Chronic hypertension
Pregnant women with chronic hypertension also should receive low-dose aspirin between 12 weeks and 28 weeks of gestation. Antihypertensive therapy should be initiated for women with persistent chronic hypertension at systolic pressure of 160 mm Hg or higher and/or diastolic pressure of 110 mm Hg or higher. Consider treating patients at lower blood pressure (BP) thresholds depending on comorbidities or underlying impaired renal function.
ACOG has recommended treating pregnant patients as chronically hypertensive according to recently changed criteria from the American College of Cardiology and the American Heart Association, which call for classifying blood pressure into the following categories:
- Normal. Systolic BP less than 120 mm Hg; diastolic BP less than 80 mm Hg.

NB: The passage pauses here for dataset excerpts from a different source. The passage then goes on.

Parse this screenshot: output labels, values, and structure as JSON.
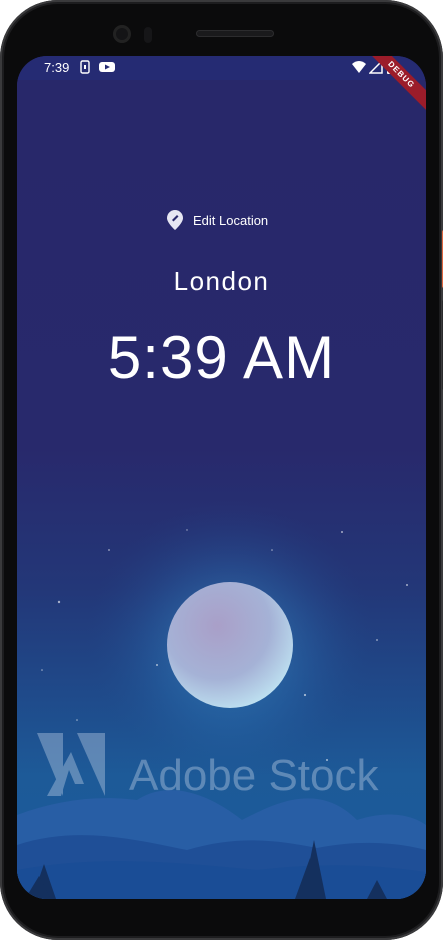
{
  "status_bar": {
    "time": "7:39",
    "icons": [
      "sim-icon",
      "youtube-icon",
      "wifi-icon",
      "signal-icon",
      "battery-icon"
    ]
  },
  "debug_banner": "DEBUG",
  "location": {
    "edit_label": "Edit Location",
    "city": "London",
    "time": "5:39 AM"
  },
  "watermark": "Adobe Stock",
  "colors": {
    "background_top": "#28286a",
    "background_bottom": "#1a5b9c",
    "text": "#ffffff"
  }
}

- Elevated. Systolic BP greater than or equal to 120-129 mm Hg; diastolic BP greater than 80 mm Hg.
- Stage 1 hypertension. Systolic BP, 130-139 mm Hg; diastolic BP, 80-89 mm Hg.
- Stage 2 hypertension. Systolic BP greater than or equal to 140 mm Hg; diastolic BP greater than or equal to 90 mm Hg.

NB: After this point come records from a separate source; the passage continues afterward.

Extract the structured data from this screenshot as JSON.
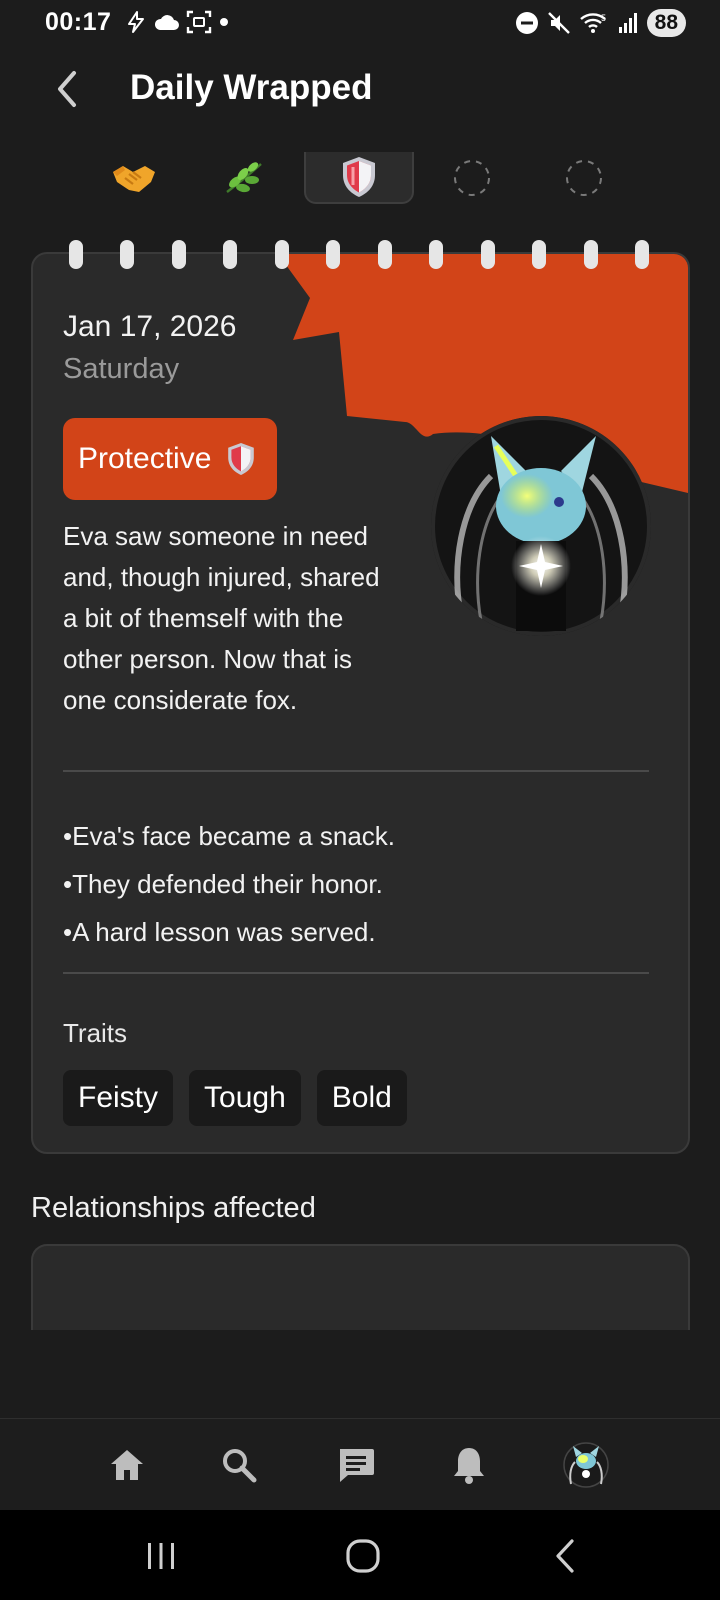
{
  "status_bar": {
    "time": "00:17",
    "battery": "88",
    "left_icons": [
      "flash-icon",
      "cloud-icon",
      "screenshot-icon",
      "dot-icon"
    ],
    "right_icons": [
      "do-not-disturb-icon",
      "muted-icon",
      "wifi-icon",
      "signal-icon"
    ]
  },
  "header": {
    "title": "Daily Wrapped",
    "back_icon": "chevron-left-icon"
  },
  "badge_tabs": [
    {
      "icon": "handshake-icon",
      "active": false
    },
    {
      "icon": "herb-icon",
      "active": false
    },
    {
      "icon": "shield-icon",
      "active": true
    },
    {
      "icon": "empty-slot-icon",
      "active": false
    },
    {
      "icon": "empty-slot-icon",
      "active": false
    }
  ],
  "card": {
    "date": "Jan 17, 2026",
    "weekday": "Saturday",
    "mood": "Protective",
    "mood_icon": "shield-icon",
    "mood_color": "#d24418",
    "accent_color": "#d24418",
    "summary": "Eva saw someone in need and, though injured, shared a bit of themself with the other person. Now that is one considerate fox.",
    "bullets": [
      "•Eva's face became a snack.",
      "•They defended their honor.",
      "•A hard lesson was served."
    ],
    "traits_label": "Traits",
    "traits": [
      "Feisty",
      "Tough",
      "Bold"
    ]
  },
  "relationships": {
    "heading": "Relationships affected"
  },
  "bottom_nav": [
    {
      "icon": "home-icon"
    },
    {
      "icon": "search-icon"
    },
    {
      "icon": "chat-icon"
    },
    {
      "icon": "bell-icon"
    },
    {
      "icon": "profile-avatar"
    }
  ],
  "system_nav": [
    "recent-apps-icon",
    "home-circle-icon",
    "back-icon"
  ]
}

“The new blood pressure ranges for nonpregnant women have a lower threshold for hypertension diagnosis compared to ACOG’s criteria,” Dr. Pettker said. “This will likely cause a general increase in patients classified as chronic hypertensive and will require shared decision making by the ob.gyn. and the patient regarding appropriate management in pregnancy.”
The guideline also discusses chronic hypertension with superimposed preeclampsia; tests for baseline evaluation of chronic hypertension in pregnancy; common oral antihypertensive agents to use in pregnancy and those to use for urgent blood pressure control in pregnancy; control of acute-onset severe-range hypertension; and postpartum considerations in patients with chronic hypertension.
SOURCE: Gestational hypertension and preeclampsia. ACOG Practice Bulletin No. 202. Obstet Gynecol. 2019;133:e1-25; Chronic hypertension in pregnancy. ACOG Practice Bulletin No. 203. Obstet Gynecol. 2019;133:e26-50.
This article was updated 1/11/19 and 11/19/19.